The hike down was fairly un-eventful, except for the fact that I think I have a harder time going down than going up.  And, I certainly knew that I would be feeling it in my legs in the next few days.  It got increasingly hot and hot as we got lower in elevation.  We saw more people on this day than we have on any other day.  People in bare feet hauling logs down the mountain.   White people in groups huffing and puffing up the mountain.  Malawians carrying cupboards up the mountain (“it is surveying equipment!”  um, right.). The strength of Malawians is consistently amazing to me.  And, no.  that is not gym muscle.  We finished the hike off with a nice dip in a pool close to the bottom of the trail.  Got a little cliff jumping in, and a more-than refreshing swim.

Then, we were off.  With a little stop in Sanderson and Lawarence’s village.  And, that is where it hit us that we were, in fact, in Malawi.  They introduced us to their sister-in-law, whom… as you can see from this photo, has a goiter the size of her head.  It has been growing for 2 years, and since the local hospital is a private one, they have not been able to get the proper care for it. 

Of course, with my public health training that I have received in the past year, and nursing theories in my head, I start trying to think about what all the possible solutions to this.  Ryan, being within 3 months of graduating medical school had one:  she needs surgery.  And, he is right, she needs surgery.  But, how can we enable that?  what are the roles of advocate in this scenario?  Who do we talk to?  If we had to get finances, how do we do it without just “giving money?”  lots of different things in a large picture.

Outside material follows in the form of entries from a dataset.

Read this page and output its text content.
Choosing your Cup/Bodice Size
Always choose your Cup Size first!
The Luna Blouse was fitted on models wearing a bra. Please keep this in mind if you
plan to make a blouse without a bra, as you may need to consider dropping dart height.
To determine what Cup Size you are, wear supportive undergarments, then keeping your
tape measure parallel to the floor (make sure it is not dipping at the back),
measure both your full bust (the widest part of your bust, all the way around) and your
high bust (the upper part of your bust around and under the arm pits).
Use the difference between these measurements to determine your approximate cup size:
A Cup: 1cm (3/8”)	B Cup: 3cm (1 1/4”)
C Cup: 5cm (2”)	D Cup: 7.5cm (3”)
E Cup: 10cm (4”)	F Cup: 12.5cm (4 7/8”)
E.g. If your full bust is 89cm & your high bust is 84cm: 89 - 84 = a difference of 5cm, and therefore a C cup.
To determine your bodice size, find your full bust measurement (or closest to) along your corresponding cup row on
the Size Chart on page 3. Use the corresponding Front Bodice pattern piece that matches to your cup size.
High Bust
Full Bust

And, these things are being answered, and will be followed up on.  One thing I struggle with is the fact that I know that there are SO many people with medical conditions that are not being treated in Malawi.  How do I justify reaching out and helping this one individual, if I can’t help more?  However, if I don’t reach out and help this one individual, then I am not doing something that I possibly can.  The solution is not easy.  But.  As someone said to me the other day… this woman was put in my path.  Not someone else.  And, because she was put in my path, that should be a good enough reason to reach out and help… because I can.

There will be a follow up story to this one, I know.  There will be results from this encounter.  But, for now… we don’t know yet.

We finished off the hike with wood fired pizza in Mulanje town, and hit a mini-bus back to Blantyre.  We were tired, we were dirty, but we were oh so happy.   I couldn’t have asked for a better 3 days.  I heart mountains.  I heart Africa.  So, of course I am going to heart mountains in Africa.  It was indeed an island in the sky.  And, it was kinda like an island paradise.